Tours, Astronauts and Anti-Motion Sickness Briefings
But that doesn’t mean they’re hanging out at Space Center Houston trying on space helmets or eating freeze-dried ice cream. It’s another full day that started at 7:30 a.m. with a briefing in Building 30 of the Johnson Space Center, home to the Christopher C. Kraft Jr. Mission Control Center.
- Meet an astronaut
- Learn how to NOT vomit on a plane once nicknamed the Vomit Comet.
- Tour Johnson Space Center facilities.
- Ground crew member Kevin Lubick has the added fun of competing in an engineering challenge. (More on that later.)

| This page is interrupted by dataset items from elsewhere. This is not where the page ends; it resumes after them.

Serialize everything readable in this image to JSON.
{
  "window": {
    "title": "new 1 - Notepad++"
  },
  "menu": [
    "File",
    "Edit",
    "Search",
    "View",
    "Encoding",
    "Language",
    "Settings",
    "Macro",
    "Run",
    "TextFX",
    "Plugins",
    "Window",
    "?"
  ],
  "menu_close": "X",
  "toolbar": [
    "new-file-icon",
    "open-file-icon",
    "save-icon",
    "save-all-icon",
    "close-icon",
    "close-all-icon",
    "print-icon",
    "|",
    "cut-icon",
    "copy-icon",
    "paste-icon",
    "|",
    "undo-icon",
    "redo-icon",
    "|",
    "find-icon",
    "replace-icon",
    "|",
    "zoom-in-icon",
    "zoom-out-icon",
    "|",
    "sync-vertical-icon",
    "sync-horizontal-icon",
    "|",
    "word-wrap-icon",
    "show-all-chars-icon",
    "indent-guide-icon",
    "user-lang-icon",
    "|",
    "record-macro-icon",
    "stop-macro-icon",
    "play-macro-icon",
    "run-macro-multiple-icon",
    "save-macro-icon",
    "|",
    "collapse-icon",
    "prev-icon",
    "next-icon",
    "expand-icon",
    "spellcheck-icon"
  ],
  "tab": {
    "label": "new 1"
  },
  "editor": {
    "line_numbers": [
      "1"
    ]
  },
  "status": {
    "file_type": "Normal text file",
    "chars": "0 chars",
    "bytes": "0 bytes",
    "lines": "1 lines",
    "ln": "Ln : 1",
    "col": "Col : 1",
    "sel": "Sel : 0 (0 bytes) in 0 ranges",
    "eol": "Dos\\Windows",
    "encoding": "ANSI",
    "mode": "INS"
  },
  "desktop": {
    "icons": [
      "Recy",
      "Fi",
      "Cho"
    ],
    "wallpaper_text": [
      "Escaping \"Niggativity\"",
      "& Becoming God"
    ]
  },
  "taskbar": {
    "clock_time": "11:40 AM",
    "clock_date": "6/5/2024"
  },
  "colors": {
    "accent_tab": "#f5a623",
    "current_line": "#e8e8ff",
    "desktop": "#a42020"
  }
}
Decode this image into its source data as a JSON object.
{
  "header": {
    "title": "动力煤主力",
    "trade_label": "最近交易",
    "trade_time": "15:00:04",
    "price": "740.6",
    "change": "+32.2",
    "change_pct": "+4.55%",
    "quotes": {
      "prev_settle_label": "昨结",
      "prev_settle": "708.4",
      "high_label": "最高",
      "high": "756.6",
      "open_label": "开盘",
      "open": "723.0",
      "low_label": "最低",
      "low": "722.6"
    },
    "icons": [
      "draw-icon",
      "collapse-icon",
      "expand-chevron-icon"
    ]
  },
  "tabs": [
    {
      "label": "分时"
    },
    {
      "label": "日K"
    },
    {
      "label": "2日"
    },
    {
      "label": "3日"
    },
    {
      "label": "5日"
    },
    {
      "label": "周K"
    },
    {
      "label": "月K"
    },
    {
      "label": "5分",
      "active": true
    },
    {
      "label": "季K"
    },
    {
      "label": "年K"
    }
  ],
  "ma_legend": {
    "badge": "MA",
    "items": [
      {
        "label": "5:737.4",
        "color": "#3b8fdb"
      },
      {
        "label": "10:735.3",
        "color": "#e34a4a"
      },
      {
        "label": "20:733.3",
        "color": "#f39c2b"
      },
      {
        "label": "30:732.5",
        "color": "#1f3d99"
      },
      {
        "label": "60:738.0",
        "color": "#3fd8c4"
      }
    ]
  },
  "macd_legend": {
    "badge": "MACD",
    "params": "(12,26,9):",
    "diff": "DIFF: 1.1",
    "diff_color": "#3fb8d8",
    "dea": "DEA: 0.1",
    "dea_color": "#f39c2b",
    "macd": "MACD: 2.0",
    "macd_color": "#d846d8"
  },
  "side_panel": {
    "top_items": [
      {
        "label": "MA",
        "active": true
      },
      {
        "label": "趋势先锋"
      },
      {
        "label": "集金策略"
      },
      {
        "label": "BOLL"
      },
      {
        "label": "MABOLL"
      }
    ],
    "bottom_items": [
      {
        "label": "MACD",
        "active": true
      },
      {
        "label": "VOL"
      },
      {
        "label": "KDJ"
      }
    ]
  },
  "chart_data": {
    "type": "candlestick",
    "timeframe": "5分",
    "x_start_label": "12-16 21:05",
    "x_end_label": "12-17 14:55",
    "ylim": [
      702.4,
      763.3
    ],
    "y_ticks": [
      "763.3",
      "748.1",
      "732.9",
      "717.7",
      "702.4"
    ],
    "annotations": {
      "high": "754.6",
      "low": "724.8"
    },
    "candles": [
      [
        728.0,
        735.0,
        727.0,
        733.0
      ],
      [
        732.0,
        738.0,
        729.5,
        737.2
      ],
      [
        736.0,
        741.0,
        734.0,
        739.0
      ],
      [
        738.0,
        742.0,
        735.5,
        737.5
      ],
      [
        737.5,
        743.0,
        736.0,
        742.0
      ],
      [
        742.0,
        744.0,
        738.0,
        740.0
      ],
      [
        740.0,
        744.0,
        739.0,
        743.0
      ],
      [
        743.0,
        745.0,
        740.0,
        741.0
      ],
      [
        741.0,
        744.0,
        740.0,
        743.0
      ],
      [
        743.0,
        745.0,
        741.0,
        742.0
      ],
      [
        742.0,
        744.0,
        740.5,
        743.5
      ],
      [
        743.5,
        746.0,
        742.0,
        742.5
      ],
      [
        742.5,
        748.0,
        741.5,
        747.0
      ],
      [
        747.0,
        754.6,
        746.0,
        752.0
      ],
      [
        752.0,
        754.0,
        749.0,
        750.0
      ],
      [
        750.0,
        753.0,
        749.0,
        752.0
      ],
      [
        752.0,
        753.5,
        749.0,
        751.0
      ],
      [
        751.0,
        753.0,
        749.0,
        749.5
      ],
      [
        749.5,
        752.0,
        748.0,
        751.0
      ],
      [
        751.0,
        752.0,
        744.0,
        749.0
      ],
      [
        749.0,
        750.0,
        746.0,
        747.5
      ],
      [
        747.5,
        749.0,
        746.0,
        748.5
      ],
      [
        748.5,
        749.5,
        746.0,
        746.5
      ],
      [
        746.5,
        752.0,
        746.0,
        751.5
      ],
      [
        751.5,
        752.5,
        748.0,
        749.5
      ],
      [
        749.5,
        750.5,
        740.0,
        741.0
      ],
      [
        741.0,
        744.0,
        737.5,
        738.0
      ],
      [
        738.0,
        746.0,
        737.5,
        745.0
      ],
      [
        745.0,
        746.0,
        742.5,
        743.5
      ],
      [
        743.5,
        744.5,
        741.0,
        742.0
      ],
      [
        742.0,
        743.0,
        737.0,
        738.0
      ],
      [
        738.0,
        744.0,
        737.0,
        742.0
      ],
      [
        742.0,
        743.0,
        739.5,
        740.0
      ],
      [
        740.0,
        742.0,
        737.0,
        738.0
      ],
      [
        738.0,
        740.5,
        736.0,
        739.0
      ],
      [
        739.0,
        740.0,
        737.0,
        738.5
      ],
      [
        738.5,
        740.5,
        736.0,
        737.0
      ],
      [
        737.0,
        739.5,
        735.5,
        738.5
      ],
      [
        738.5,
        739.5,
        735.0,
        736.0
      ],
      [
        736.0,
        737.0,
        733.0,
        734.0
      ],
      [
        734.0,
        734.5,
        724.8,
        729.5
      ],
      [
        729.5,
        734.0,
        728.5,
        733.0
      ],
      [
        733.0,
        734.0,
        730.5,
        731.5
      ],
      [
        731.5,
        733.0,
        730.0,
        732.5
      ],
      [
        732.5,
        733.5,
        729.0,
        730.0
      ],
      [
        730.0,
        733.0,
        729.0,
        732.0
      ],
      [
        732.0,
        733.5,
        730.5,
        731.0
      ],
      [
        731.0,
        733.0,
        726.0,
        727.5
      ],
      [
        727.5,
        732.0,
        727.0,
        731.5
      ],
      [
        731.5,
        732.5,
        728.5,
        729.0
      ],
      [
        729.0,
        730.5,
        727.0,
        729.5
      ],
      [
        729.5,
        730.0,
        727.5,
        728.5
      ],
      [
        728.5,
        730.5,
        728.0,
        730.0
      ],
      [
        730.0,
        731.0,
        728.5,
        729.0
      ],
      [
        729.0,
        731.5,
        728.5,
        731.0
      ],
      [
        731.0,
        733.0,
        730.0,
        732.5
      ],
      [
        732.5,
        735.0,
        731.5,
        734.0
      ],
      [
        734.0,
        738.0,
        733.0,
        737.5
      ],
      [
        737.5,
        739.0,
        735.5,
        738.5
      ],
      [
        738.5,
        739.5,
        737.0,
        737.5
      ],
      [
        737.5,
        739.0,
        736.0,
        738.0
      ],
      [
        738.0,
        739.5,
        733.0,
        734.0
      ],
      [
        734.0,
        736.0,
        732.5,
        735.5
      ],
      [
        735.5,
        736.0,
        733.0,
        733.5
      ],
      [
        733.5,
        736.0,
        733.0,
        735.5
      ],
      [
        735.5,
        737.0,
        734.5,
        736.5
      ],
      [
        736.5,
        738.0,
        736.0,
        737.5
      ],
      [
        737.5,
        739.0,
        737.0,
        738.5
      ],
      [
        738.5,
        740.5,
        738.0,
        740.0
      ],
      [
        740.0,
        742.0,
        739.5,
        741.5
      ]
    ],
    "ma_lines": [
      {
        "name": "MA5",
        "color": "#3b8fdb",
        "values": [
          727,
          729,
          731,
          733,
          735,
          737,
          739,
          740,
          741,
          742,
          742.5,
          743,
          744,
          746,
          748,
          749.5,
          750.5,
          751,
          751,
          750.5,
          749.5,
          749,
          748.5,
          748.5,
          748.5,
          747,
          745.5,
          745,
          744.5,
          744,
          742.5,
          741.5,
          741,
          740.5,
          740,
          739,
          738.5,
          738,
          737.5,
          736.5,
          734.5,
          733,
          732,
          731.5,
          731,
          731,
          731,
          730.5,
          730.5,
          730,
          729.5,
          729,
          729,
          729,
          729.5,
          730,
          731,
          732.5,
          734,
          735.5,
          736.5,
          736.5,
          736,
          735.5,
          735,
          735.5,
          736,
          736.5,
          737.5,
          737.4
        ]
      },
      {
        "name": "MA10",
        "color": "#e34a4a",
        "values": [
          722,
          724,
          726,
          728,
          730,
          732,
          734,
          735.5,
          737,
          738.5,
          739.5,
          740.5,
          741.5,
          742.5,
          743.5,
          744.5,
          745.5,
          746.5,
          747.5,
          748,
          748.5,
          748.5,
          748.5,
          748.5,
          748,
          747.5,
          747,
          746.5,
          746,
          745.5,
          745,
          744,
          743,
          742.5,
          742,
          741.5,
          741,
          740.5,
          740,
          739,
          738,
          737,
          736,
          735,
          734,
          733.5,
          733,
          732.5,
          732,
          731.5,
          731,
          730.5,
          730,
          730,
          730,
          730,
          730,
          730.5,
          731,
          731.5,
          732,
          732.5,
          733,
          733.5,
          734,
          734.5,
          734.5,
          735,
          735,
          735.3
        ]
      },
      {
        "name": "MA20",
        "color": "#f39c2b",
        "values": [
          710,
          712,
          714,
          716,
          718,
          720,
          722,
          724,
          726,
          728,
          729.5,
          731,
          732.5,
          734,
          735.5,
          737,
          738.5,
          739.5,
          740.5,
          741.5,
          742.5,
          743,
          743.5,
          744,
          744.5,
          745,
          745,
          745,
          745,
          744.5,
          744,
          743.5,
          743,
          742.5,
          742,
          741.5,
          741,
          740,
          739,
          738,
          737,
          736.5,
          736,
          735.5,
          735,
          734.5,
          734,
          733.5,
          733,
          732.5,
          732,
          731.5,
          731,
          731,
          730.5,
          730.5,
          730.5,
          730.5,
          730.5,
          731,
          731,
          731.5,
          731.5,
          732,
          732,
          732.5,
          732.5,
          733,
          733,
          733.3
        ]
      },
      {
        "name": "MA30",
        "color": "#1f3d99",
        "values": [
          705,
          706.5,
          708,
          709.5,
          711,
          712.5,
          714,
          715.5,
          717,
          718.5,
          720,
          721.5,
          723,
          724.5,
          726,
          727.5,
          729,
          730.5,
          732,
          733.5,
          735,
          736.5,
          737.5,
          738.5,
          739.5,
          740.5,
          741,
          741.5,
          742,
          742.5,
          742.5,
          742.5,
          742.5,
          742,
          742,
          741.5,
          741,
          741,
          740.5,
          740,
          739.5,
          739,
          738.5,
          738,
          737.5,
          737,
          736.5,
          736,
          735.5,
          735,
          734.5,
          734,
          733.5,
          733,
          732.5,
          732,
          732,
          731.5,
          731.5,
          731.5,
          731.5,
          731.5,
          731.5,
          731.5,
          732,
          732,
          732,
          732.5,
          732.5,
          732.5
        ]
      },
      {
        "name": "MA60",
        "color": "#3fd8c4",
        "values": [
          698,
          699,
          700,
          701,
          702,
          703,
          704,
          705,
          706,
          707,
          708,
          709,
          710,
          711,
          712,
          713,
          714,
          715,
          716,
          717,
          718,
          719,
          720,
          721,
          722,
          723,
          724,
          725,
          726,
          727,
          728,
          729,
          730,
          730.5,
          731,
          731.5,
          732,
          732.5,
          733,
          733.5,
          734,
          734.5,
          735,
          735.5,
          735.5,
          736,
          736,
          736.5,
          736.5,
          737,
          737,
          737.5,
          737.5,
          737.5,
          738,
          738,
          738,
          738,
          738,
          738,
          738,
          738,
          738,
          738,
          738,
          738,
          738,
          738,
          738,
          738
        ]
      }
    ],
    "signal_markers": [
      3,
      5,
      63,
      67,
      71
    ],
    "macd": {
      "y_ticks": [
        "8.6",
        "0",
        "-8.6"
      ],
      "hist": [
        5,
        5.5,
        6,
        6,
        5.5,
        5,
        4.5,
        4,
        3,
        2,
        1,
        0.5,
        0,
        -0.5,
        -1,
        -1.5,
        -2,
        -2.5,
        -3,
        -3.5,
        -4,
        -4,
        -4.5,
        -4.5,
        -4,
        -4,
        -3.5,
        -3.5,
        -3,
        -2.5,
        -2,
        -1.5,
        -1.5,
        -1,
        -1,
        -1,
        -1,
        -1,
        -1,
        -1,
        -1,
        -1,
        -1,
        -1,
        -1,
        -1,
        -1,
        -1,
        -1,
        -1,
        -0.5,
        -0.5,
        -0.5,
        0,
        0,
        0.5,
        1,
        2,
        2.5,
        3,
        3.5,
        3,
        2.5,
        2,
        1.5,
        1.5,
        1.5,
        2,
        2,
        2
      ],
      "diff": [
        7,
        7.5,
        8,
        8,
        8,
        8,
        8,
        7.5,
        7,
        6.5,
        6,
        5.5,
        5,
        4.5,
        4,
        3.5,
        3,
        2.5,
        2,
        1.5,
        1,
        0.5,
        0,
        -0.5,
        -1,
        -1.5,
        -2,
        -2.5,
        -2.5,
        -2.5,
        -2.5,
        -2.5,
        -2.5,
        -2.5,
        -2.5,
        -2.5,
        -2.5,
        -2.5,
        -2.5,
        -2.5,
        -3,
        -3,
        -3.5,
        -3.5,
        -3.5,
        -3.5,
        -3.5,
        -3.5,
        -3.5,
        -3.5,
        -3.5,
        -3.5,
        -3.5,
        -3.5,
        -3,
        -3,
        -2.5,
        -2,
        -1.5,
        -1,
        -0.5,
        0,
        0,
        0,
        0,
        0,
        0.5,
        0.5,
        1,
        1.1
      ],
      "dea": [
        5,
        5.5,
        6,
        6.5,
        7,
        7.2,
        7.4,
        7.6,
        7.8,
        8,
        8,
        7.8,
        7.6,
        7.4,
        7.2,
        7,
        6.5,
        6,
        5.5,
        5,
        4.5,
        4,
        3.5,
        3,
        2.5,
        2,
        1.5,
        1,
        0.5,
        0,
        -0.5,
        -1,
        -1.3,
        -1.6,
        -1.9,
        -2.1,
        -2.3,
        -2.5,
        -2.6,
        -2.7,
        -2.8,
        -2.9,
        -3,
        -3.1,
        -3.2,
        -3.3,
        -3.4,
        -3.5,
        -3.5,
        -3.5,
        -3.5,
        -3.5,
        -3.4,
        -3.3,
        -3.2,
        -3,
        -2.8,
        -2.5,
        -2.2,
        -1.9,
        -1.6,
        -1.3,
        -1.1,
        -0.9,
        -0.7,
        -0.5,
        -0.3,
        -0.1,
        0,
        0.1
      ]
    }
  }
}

First up: Clayton C. Anderson, an astronaut who has logged 167 days in space and spent five months living and working on the International Space Station. He spoke about his time in space, the effect that time had on his body, and the future of the space program.
“We’re going to build Orion, and we’re going to take it somewhere. It could be the moon, it could be an asteroid, it could be L-2, it could be Mars,” Anderson said. “I’m not big on this destiny thing. I believe with all my heart that we should go and explore, because that’s human destiny. And that’s important. But it’s not the entire reason why we should do this.
“What you guys have to remember is that, back when you were not even born yet, we were doing the Apollo program, and a lot of the technology we enjoy on Earth today is born from that program — not from getting to the moon, but from figuring out how to get to the moon. The technology development that occurs along the way, that’s what’s significant. That’s what people pay their tax dollars for. Apollo paid back $7 to roughly $1 in tax money. Apollo was a good investment.”
He also told the students — many of whom will be flying on a zero-g plane this week — about his own experiences on NASA’s Weightless Wonder.
“The first time I flew on the zero-g plane was in 1981 and I was a rookie engineer,” he told the crowd, many of whom will be flying on the plane on Wednesday. “The first time you go, they don’t let you take any [anti-motion sickness medications]. Unfortunately, they sat me next to a gal who puked on the seventh parabola. Don’t sit next to someone who pukes early. Find someone who pukes late. Because if you sit by someone who pukes early, you’re going to puke early.” He made it to the 33rd parabola and then held on through 44.
But don’t worry, he laughed. “You’re going to have a blast.”